What are we analyzing?
We aim to determine which correlation visualization methods are most
effective for small and large datasets.
We will use Heatmaps for a quick overview of
correlations and Scatter Matrix plots for a detailed
examination of relationships between variables.
What the code does:
• Imports the necessary libraries for working with data and visualizations.
library(plotly)
library(ggplot2) # For diamonds
library(dplyr)
What the code does:
• Loads the mtcars dataset.
• Calculates the correlation matrix for all numeric variables.
data("mtcars")
small_data <- mtcars
small_corr <- round(cor(small_data), 2)
What the code does:
• Creates a Heatmap to visualize the correlations.
fig1 <- plot_ly(
data = small_data,
x = colnames(small_corr),
y = colnames(small_corr),
z = small_corr,
type = "heatmap",
colorscale = "Viridis",
text = round(small_corr, 2),
hoverinfo = "x+y+text"
) %>%
layout(title = "Heatmap of Correlation (Small Dataset: mtcars)",
annotations = list(
x = rep(colnames(small_corr), each = nrow(small_corr)),
y = rep(colnames(small_corr), ncol(small_corr)),
text = as.character(round(small_corr, 2)),
showarrow = FALSE,
font = list(size = 12, color = "white")
)
)
fig1
About the plot:
The Heatmap displays the correlations between numeric variables in the mtcars dataset.

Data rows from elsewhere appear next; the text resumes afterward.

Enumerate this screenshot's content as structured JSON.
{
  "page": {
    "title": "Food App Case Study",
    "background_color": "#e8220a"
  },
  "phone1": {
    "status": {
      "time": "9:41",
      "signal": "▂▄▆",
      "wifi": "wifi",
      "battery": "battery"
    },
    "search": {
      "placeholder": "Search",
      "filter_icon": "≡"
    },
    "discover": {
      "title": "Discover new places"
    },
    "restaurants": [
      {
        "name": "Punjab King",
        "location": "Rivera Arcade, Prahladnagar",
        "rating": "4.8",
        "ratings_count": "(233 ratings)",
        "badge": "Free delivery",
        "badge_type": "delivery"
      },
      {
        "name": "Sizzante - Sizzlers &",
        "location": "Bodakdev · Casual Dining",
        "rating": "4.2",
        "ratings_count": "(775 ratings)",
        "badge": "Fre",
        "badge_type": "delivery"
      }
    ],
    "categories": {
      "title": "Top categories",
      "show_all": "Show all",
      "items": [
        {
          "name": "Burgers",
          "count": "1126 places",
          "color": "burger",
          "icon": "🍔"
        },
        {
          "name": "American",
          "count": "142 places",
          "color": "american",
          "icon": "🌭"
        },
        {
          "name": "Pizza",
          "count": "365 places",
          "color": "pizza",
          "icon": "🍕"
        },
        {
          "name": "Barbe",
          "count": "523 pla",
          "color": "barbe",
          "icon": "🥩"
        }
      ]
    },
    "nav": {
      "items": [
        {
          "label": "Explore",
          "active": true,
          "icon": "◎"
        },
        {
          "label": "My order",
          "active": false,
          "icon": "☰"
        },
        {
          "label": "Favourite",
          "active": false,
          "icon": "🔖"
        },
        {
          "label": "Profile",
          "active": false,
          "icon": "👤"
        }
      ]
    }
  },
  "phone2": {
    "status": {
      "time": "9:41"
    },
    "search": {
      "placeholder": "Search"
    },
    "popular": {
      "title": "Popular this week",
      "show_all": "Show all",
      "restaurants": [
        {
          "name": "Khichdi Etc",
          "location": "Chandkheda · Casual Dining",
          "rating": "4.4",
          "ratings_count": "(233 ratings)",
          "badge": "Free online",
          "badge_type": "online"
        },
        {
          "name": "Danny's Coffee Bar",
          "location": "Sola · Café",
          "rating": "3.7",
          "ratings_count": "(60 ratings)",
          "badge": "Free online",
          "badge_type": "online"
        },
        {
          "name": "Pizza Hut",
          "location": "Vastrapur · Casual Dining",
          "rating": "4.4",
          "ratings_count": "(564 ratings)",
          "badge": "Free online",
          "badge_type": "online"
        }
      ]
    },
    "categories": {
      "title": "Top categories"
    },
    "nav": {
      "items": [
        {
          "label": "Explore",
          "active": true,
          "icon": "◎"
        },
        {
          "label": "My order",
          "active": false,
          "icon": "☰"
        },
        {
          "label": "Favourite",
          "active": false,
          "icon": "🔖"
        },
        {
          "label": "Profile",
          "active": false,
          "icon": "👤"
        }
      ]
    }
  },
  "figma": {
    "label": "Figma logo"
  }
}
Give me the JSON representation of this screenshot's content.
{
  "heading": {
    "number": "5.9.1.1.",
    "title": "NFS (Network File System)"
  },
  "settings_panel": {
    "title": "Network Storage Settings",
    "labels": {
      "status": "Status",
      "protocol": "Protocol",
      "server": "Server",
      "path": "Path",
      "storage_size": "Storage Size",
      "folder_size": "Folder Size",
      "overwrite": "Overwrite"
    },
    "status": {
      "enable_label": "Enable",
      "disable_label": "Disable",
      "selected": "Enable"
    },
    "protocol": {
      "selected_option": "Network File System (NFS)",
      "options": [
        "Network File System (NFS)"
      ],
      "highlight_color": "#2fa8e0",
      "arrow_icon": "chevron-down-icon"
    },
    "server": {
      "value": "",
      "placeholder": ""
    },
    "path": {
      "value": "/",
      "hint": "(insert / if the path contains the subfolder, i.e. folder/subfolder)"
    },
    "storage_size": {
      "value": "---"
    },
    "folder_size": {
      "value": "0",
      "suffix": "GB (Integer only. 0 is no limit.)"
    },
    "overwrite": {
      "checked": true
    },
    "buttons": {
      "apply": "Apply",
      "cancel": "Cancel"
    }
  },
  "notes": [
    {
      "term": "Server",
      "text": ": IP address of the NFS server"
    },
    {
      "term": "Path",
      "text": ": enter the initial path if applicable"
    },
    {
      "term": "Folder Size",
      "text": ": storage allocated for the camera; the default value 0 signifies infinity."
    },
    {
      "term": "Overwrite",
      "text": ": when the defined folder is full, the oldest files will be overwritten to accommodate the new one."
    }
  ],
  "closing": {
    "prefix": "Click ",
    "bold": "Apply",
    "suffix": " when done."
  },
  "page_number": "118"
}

• Yellow color: strong positive correlations.
• Purple color: strong negative correlations.
This allows for a quick identification of the strongest and weakest relationships.
What the code does:
Generates a Scatter Matrix for key variables mpg, hp, wt, and qsec in the mtcars dataset.
fig2 <- plot_ly(
data = small_data,
type = "splom",
dimensions = list(
list(label = "mpg", values = ~mpg),
list(label = "hp", values = ~hp),
list(label = "wt", values = ~wt),
list(label = "qsec", values = ~qsec)
)) %>%
layout(title = "Scatter Matrix (Small Dataset: mtcars)")
fig2
About the plot:
The Scatter Matrix visualizes pairwise relationships between key variables in the mtcars dataset, along with their distributions. For example, mpg shows a strong negative correlation with hp and wt.
What the code does:
• Samples 1,000 rows from the diamonds dataset.
• Computes the correlation matrix for numeric variables.
data("diamonds")
large_data <- diamonds %>% sample_n(1000)
large_corr <- large_data %>%
select_if(is.numeric) %>%
cor() %>%
round(2)
What the code does:
• Creates a Heatmap to visualize the correlations.
fig3 <- plot_ly(
x = colnames(large_corr),
y = colnames(large_corr),
z = large_corr,
type = "heatmap",
colorscale = "Viridis",
text = round(large_corr, 2),
hoverinfo = "x+y+text"
) %>%
layout(
title = "Heatmap of Correlation (Large Dataset: diamonds)",
annotations = list(
x = rep(colnames(large_corr), each = nrow(large_corr)),
y = rep(colnames(large_corr), ncol(large_corr)),
text = as.character(round(large_corr, 2)),
showarrow = FALSE,
font = list(size = 12, color = "white")
)
)
fig3
About the plot:
The Heatmap shows correlations between numeric variables in the diamonds subset. Strong positive correlations are visible between carat and size-related variables (x, y, z), highlighted in yellow.
What the code does:
• Generates a Scatter Matrix for all numeric variables in the diamonds dataset sample.
numeric_data <- large_data[sapply(large_data, is.numeric)]
fig4 <- plot_ly(
data = numeric_data,
type = "splom",
dimensions = lapply(names(numeric_data), function(col) {
list(label = col, values = numeric_data[[col]])
})
) %>%
layout(
title = "Scatter Matrix (Large Dataset: diamonds)",
margin = list(b = 50)
)
fig4
About the plot:
The Scatter Matrix for the diamonds dataset sample shows pairwise relationships between numeric variables. For instance, carat has a clear positive linear relationship with x, y, and z.
Key Findings:
1. Heatmap:
• Effective for quickly assessing correlations in both small and large datasets.
• Color gradients make it easy to identify the strongest and weakest relationships.
2. Scatter Matrix:
• More informative for detailed pairwise analysis of variables.
• Suitable for small datasets or selected subsets of variables in large datasets.